Bescheidener Zocker
Der aktuelle Pokerweltmeister kommt aus Deutschland. Familienvater Hossein Ensan könnte im Luxus schwelgen. Das will der Münsteraner aber nicht
Münster/Las Vegas Mit dem Ferrari durch Münster kreuzen? Das ist nichts für Hossein Ensan. Dazu ist er zu bescheiden. Der nach Pius Heinz, 2011, zweite deutsche Pokerweltmeister ist aus den USA zurückgekehrt und genießt im Münsterland seinen Erfolg. Mitte Juli hatte der 55-jährige Deutsch-Iraner im Finale der World Series of Poker (WSOP) in Las Vegas als Sieger zehn Millionen US-Dollar Preisgeld eingestrichen.

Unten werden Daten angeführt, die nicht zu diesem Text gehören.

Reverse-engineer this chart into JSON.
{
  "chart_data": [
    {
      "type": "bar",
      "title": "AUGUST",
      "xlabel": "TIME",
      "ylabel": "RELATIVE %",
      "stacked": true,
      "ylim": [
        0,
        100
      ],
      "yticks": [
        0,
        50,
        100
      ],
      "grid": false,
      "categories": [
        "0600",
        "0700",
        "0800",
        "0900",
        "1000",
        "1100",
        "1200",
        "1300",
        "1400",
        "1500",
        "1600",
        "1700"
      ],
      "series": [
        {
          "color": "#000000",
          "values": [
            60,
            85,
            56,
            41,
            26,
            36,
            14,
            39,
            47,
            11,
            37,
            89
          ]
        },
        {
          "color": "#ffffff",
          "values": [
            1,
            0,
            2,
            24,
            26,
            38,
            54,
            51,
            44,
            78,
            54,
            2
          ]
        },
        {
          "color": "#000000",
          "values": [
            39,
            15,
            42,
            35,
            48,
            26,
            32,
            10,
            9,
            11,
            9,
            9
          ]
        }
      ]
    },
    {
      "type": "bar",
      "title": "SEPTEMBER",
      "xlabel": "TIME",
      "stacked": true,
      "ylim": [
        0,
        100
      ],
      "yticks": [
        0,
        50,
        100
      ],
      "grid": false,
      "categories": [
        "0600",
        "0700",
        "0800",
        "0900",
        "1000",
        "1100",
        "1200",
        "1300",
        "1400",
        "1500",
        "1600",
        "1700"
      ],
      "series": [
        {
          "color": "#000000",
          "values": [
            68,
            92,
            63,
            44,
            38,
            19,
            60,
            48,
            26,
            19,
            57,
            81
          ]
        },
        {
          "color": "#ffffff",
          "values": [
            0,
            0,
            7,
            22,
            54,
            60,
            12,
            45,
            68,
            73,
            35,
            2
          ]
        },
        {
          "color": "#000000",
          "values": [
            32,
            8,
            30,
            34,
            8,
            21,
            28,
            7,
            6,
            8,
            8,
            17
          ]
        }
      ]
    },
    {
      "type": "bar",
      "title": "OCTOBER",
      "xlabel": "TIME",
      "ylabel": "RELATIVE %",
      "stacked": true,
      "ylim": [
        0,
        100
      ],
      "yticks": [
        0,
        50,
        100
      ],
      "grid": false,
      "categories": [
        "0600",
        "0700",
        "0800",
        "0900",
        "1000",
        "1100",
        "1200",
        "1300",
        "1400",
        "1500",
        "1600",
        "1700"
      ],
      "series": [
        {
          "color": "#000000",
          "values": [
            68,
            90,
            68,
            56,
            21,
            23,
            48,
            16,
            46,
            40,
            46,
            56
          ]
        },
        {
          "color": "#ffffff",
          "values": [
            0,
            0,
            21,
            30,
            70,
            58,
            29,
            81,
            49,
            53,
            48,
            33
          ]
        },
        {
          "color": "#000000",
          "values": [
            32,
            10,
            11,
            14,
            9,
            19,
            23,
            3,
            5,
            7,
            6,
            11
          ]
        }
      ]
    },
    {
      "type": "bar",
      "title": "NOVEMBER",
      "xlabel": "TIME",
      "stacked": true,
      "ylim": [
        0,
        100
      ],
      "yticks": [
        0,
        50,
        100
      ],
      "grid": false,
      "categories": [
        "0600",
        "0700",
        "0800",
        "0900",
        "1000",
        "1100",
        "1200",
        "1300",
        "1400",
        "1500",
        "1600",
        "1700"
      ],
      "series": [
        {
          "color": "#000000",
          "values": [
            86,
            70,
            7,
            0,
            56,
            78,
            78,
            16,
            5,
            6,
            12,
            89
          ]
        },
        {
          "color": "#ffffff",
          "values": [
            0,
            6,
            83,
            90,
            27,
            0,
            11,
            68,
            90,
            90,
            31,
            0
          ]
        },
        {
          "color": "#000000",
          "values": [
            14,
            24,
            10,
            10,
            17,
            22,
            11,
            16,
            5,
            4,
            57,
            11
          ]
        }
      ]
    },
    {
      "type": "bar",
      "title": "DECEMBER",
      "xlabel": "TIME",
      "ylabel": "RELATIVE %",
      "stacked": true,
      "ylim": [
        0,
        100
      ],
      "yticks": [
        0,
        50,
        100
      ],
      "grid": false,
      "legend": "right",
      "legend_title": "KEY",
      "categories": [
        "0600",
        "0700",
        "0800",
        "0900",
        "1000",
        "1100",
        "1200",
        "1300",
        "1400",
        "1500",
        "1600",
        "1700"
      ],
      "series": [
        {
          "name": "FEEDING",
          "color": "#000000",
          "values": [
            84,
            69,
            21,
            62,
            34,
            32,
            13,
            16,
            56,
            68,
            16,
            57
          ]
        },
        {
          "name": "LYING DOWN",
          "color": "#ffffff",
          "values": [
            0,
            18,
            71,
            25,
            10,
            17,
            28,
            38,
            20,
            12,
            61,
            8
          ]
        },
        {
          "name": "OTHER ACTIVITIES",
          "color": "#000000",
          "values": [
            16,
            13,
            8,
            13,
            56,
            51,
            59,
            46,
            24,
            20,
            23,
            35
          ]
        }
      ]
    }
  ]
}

Was er mit den umgerechnet 8,9 Millionen Euro machen will, ist noch offen. Zuerst wolle er abwarten, wie viel an das Finanzamt in Deutschland fließt. „Ich werde einen Teil des Gewinns an jemanden spenden, der sich um kranke Kinder oder Bildung kümmert“, sagt er. „Ich habe keine großen Pläne. Ich bleibe in Münster, ich fühle mich hier sehr wohl.“Der Pokerweltmeister lebt mit Frau und Kind in einem Stadtteil im Norden der westfälischen 314 000-Einwohner-Stadt. Neben dem Preisgeld erhielt Ensan das begehrte goldene Armband – vergleichbar mit dem WM-Pokal beim Fußball. „Das liegt allerdings nicht bei mir zu Hause in Münster, sondern gut gesichert in einem Schließfach.“
In der Szene ist er kein Unbekannter. „Ich war Europameister. Habe schon zuvor Preise gewonnen. Dennoch war das jetzt eine richtig große Sache“, sagt Ensan über seinen Erfolg in Las Vegas. Dieser müsse nun verwaltet werden. „Auf dem Konto in Deutschland ist das Geld noch nicht.“Es befinde sich noch in den USA.
„Zu einem Profi-Spieler gehören aber nicht nur die Turniere. In der übrigen Zeit halte ich mich körperlich fit. Wenn man einen gesunden Körper hat, trifft man bessere Entscheidungen.“Zum Training gehöre auch das Analysieren von „Händen“, also das, was der Pokerspieler als Karten in der Hand hat und was auf dem Tisch liegt. Das mache er immer zusammen mit Freunden. „Der Trubel in den USA war ähnlich wie jetzt hier. Wenn du Erfolg hast, wollen alle mir dir ein Foto machen“, sagt Ensan.
Einst wanderte er aus Neugierde aus dem Iran aus. Erst verschlug es ihn nach Süddeutschland, dann wollte er an der Fachhochschule in Münster Bauingenieurwesen studieren. „Stattdessen wurde ich aber Pokerspieler“, sagt er.
„In den rund zehn Tagen des Turniers habe ich immer gut aufgepasst, hatte immer alles unter Kontrolle. Glück brauchst du eigentlich immer, auch wenn du mit guten Karten durchkommen willst. Jeder braucht Glück. Auch im normalen Job.“Und sein Pokergesicht? Muss er das trainieren? „Das Pokergesicht ergibt sich eigentlich von allein – durch den konzentrierten Auftritt.“Er trage zuweilen eine Sonnenbrille. „Oder ich ziehe mir manchmal eine Kapuze über, aber nicht, um Show zu machen. Ich will dann Ruhe haben. Das ist wichtig“, sagt der Weltmeister.
Der 55-Jährige setzte sich in einem rund vierstündigen Endspiel – als nach tagelangem Turnier nur noch zwei von knapp 8600 Spielern übrig waren – gegen Dario Sammartino, 32, durch. Der italienische Profi ging aber immerhin auch noch mit sechs Millionen Dollar (5,3 Millionen Euro) nach Hause.
„Um bei der WM starten zu können, kann man Qualifikationsturniere mit kleinen Startgeldern spielen oder auch 10 000 Dollar auf den Tisch legen. Ich habe 10000 Dollar bezahlt“, sagt Ensan. „Das viele Geld im Laufe der Turniere hat viel Arbeit gemacht. Ich musste Anwälte und Steuerberater beauftragen, damit sie die aufkommenden Fragen klären.“Das hat sich offenkundig gelohnt.